API for the decoders
The API between the audio output and the decoders is quite simple. As soon as the decoder has the required information to fill in an audio_sample_format_t, it can call : p_dec->p_aout_input = aout_InputNew( p_dec->p_fifo, &p_dec->p_aout, &p_dec->output_format ).
In the next operations, the decoder will need both p_aout and p_aout_input. To retrieve a buffer, it calls : p_buffer = aout_BufferNew( p_dec->p_aout, p_dec->p_aout_input, i_nb_frames ).
The decoder must at least fill in start_date (using an audio_date_t is recommended), and then it can play the buffer : aout_BufferPlay( p_dec->p_aout, p_dec->p_aout_input, p_buffer ). In case of error, the buffer can be deleted (without being played) with aout_BufferDelete( p_dec->p_aout, p_dec->p_aout_input, p_buffer ).

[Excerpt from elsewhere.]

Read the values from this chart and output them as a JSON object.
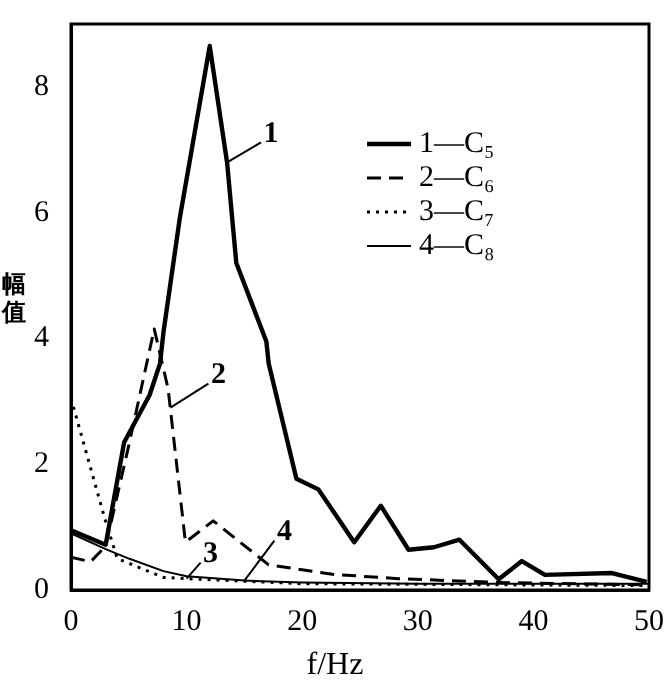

When the decoder dies, or the sample format changes, the input stream must be destroyed with : aout_InputDelete( p_dec->p_aout, p_dec->p_aout_input ).
API for the output module
An output module must implement a constructor, an optional destructor, and a p_aout->output.pf_play function. The constructor is the function which will be called when the module is loaded, and returns 0 if, and only if the output device could be open. The function may perform specific allocation in p_aout->output.p_sys, provided the structure is deallocated in the destructor.
In most cases, the p_aout->output.pf_play function does nothing (the only exception is when the samples can be processed immediately, without caring about dates, as in the file output). The job is then done by the IO callback which you are supposed to provide.
On modern sound architectures (such as Mac OS X CoreAudio or SDL), when the audio buffer starves, the operating system automatically calls a function from your application. On outdated sound architectures (such as OSS), you have to emulate this behavior. Then your constructor must spawn a new audio IO thread, which periodically calls the IO callback to transfer the data.
When it is called, the first job of the IO callback will be determine the date at which the next samples will be played. Again, on modern platforms this information is given by the operating system, whereas on others you have to deduce it from the state of the internal buffer. Then you call aout_OutputNextBuffer( p_aout, next_date, b_can_sleek ), which will return a pointer to the next buffer to write, or NULL if none was available. In the latter case, it is advised to write zeros to the DSP.
The value of the last parameter (b_can_sleek) changes the behavior of the function. When it is set to 0, aout_OutputNextBuffer() will run an internal machinery to compensate for possible drift. For instance if the PTS of the next buffer is 40 ms earlier than the date you ask, it means we are very late. So it will ask the input stage to downsample the incoming buffers, so that we can come back in sync. No specific behavior is thus expected from your module.
On the contrary, when b_can_sleek is set to 1, you tell the output layer not to take any actions to compensate a drift. You will typically use this when you've just played silence, and you can deal with buffers which are too early by inserting zeros (zeros in this case will not break the audio continuity, since you were playing nothing before). Another case of use is with S/PDIF output. S/PDIF packets cannot be resampled for obvious reasons, so you must use b_can_sleek = 1.
Once you have a buffer, you just have to transfer it to the DSP, for instance : memcpy( dsp_buffer, p_buffer->p_buffer, p_buffer->i_nb_bytes ).